Qualified personal residence trusts ("QPRTs") are most often used in wholly domestic U.S. estate planning. A QPRT is a trust established to hold a personal residence of the grantor. The grantor retains the rent-free use of the residence for a fixed number of years. At the end of the term, the ownership of the residence passes to other named beneficiaries of the trust.

QPRTs provide a valuable transfer tax benefit. If the grantor survives the term of the trust, the amount of the taxable transfer is limited to the present value of the remainder interest of the trust, established at the time of the trust creation and funding. This means that the portion of the value of the property equal to the number of years of free use by the grantor is transferred free of gift and estate taxes to the other trust beneficiaries. Further, any appreciation in value of the residence during the term is also transferred to the other trust beneficiaries free of U.S. federal transfer taxes.

A recent article (Using a U.S. Qualified Personal Residence Trust in Cross-Border Planning, J.F. Meigs and R.R. Gager, 35 Estate Planning, No. 7, 22 (July 2008)) reminds us that the QPRT can also be used in an international context. For example, U.S. citizens or domiciliaries can fund a QPRT with a residence that is located outside the U.S. - there is no restriction to using domestic real property. The same transfer tax benefits will generally apply for both U.S. and non-U.S. residences. However, since not all foreign jurisdictions recognize the concept of a trust or allow trusts or non-locals to own interests in their real property, this planning may not be available for property in all jurisdictions, at least without additional planning to work around these limitations.

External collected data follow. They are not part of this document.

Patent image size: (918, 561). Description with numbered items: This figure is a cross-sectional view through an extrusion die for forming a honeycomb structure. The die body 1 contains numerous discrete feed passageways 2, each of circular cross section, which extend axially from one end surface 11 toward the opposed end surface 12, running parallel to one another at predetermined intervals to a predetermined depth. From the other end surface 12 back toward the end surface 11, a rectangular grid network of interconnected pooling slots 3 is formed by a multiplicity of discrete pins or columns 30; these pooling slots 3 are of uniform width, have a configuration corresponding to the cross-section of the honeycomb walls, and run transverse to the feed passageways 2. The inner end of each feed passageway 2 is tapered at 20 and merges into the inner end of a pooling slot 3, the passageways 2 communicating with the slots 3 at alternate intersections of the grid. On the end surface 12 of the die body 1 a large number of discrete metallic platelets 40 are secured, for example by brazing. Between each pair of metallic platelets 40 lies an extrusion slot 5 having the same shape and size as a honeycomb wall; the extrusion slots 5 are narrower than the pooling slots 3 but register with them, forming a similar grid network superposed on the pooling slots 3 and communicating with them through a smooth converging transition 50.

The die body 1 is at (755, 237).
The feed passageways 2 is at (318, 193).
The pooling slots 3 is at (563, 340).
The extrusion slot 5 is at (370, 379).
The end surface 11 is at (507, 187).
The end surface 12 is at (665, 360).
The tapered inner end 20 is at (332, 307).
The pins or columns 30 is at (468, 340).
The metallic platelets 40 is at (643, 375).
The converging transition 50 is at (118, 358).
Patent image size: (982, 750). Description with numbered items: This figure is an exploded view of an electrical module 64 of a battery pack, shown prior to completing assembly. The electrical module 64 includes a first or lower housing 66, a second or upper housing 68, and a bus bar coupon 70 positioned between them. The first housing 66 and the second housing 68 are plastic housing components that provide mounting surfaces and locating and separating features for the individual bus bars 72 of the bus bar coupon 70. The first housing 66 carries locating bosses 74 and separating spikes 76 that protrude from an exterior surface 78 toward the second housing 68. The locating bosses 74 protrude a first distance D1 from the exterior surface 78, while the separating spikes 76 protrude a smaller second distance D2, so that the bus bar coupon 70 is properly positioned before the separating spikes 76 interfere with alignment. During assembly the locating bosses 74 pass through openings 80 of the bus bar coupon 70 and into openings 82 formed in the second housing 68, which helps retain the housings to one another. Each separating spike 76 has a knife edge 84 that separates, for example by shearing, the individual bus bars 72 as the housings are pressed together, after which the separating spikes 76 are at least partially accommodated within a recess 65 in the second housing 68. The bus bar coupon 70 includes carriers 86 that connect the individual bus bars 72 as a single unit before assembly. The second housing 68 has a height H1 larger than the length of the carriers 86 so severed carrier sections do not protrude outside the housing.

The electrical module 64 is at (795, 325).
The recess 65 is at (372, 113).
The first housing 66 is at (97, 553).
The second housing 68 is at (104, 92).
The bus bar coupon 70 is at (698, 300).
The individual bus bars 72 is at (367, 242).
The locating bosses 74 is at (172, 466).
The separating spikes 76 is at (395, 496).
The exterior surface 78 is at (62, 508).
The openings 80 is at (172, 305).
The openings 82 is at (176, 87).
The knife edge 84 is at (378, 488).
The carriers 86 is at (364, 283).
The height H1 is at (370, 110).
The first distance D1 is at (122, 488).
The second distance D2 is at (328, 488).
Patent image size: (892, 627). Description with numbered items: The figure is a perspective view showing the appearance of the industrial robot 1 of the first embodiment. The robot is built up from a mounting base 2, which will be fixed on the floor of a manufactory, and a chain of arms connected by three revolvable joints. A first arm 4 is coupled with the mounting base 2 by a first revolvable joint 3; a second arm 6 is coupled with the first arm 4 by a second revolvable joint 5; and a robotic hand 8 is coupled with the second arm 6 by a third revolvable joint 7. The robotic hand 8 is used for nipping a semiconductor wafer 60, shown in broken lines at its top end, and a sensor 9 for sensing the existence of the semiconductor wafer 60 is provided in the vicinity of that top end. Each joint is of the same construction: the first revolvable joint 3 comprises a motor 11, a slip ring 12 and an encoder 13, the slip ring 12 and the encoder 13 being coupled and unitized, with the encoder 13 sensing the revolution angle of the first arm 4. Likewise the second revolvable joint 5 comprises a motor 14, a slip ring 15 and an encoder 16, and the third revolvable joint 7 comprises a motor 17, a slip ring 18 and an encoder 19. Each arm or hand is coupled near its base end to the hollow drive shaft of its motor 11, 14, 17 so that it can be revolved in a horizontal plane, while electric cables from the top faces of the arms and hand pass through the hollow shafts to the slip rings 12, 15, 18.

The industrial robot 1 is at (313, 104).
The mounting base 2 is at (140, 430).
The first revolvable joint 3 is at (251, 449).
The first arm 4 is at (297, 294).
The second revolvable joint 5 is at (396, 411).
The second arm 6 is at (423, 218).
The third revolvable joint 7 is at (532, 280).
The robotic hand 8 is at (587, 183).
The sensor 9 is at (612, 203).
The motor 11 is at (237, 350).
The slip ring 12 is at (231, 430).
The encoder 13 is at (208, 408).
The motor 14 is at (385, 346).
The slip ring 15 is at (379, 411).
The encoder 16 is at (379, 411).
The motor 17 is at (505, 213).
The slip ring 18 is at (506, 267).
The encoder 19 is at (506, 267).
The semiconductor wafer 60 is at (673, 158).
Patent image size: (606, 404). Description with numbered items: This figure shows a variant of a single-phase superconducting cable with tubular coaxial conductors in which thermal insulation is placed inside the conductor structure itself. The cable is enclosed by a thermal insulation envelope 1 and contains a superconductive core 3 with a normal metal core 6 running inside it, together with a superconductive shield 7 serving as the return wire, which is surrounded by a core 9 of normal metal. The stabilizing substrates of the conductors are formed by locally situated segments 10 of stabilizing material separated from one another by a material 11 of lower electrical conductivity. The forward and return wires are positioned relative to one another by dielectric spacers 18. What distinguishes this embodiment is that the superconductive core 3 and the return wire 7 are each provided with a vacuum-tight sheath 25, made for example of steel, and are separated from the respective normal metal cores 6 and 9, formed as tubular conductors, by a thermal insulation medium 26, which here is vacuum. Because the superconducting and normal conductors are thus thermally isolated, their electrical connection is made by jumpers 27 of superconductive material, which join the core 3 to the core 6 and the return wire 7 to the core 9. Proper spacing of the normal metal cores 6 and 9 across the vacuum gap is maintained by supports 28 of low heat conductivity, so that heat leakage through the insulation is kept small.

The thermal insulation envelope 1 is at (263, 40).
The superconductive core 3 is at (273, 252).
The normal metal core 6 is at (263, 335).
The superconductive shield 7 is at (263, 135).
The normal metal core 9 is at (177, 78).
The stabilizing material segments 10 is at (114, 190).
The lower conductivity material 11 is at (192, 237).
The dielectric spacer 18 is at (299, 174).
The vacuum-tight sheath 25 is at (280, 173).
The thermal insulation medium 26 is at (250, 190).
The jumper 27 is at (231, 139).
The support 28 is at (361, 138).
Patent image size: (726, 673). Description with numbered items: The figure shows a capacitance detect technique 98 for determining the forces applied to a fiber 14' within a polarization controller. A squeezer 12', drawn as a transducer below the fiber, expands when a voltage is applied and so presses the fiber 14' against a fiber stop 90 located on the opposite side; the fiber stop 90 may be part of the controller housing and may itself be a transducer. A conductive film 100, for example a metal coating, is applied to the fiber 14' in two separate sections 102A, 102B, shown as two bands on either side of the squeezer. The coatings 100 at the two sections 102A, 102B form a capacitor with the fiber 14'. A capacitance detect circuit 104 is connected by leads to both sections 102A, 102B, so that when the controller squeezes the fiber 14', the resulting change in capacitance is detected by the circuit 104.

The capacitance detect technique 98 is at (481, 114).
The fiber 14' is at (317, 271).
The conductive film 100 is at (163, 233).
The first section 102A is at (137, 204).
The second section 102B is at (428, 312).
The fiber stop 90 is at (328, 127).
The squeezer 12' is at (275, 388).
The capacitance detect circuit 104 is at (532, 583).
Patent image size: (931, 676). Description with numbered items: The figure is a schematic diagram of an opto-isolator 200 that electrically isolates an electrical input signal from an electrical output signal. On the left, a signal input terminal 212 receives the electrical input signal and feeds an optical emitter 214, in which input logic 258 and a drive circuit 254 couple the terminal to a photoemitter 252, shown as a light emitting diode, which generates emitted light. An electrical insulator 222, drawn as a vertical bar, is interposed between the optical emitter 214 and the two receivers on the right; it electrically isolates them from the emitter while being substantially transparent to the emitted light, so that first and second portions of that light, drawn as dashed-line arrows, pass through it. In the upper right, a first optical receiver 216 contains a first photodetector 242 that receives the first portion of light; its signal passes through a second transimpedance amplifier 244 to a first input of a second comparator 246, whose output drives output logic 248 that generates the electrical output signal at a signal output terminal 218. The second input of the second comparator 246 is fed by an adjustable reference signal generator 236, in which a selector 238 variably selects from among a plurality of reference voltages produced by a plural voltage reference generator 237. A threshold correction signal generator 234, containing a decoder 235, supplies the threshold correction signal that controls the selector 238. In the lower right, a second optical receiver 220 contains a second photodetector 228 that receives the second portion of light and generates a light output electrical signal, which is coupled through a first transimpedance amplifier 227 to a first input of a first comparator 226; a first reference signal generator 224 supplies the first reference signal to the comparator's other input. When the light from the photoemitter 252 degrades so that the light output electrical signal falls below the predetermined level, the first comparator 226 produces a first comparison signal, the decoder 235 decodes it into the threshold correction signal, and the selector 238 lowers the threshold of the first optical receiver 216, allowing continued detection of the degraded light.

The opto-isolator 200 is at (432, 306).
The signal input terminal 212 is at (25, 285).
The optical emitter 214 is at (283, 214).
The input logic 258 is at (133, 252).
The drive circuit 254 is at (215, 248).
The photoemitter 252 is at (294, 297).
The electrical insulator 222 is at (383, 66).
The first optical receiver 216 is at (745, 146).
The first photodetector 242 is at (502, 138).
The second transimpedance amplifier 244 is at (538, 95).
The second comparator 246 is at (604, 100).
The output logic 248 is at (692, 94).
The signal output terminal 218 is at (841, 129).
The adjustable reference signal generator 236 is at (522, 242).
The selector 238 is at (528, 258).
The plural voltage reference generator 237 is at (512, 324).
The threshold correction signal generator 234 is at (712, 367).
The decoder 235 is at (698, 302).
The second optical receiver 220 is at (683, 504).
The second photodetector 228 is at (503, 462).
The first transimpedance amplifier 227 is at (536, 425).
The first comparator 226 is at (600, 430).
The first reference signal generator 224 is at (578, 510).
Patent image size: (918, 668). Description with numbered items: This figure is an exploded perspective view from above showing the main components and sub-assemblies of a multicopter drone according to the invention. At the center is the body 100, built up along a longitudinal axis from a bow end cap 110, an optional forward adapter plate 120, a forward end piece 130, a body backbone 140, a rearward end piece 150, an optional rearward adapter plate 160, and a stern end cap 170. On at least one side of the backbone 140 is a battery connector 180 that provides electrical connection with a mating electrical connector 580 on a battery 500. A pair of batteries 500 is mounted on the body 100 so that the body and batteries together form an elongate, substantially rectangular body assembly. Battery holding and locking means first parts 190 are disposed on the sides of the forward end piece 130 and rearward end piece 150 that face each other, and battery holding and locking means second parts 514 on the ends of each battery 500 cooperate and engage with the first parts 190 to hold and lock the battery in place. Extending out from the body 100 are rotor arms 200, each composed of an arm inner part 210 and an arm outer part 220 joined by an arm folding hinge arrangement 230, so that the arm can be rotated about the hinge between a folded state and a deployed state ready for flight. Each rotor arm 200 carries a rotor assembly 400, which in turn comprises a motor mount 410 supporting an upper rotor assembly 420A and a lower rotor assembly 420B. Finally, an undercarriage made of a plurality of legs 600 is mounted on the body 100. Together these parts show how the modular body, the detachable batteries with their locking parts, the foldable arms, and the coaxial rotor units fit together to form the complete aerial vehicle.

On the other side of the coin, foreign persons for U.S. transfer tax purposes (non-U.S. citizens who are not domiciled in the U.S.) may want to consider the use of QPRT when acquiring a U.S. residence, since such persons are subject to U.S. estate tax at death on their directly owned U.S. real property interests.  However, such persons are at a disadvantage as compared to U.S. persons. When a QPRT is established, a current taxable gift occurs, equal to the discounted present value of the remainder interest (that is, the value of the property, reduced actuarially to account for the fact that the beneficiaries will not receive the property for the term of the trust). For U.S. grantors, this gift is typically absorbed or covered by their $1 million unified credit, so that no current gift tax needs to be paid. Since nonresidents do not have such a unified credit, upon establishment of the QPRT it is likely that a current gift tax will be paid. The nonresident grantor, if he or she survives the term of the QPRT, will still obtain the same overall transfer tax benefits as a U.S. grantor, subject to this advance payment of transfer taxes (which a U.S. grantor would effectively not pay until a later gift, death or may never pay, depending on how the use of his or her unified credit from the lifetime gift at establishment of the QPRT ultimately effects other gift or estate tax obligations from subsequent transfers).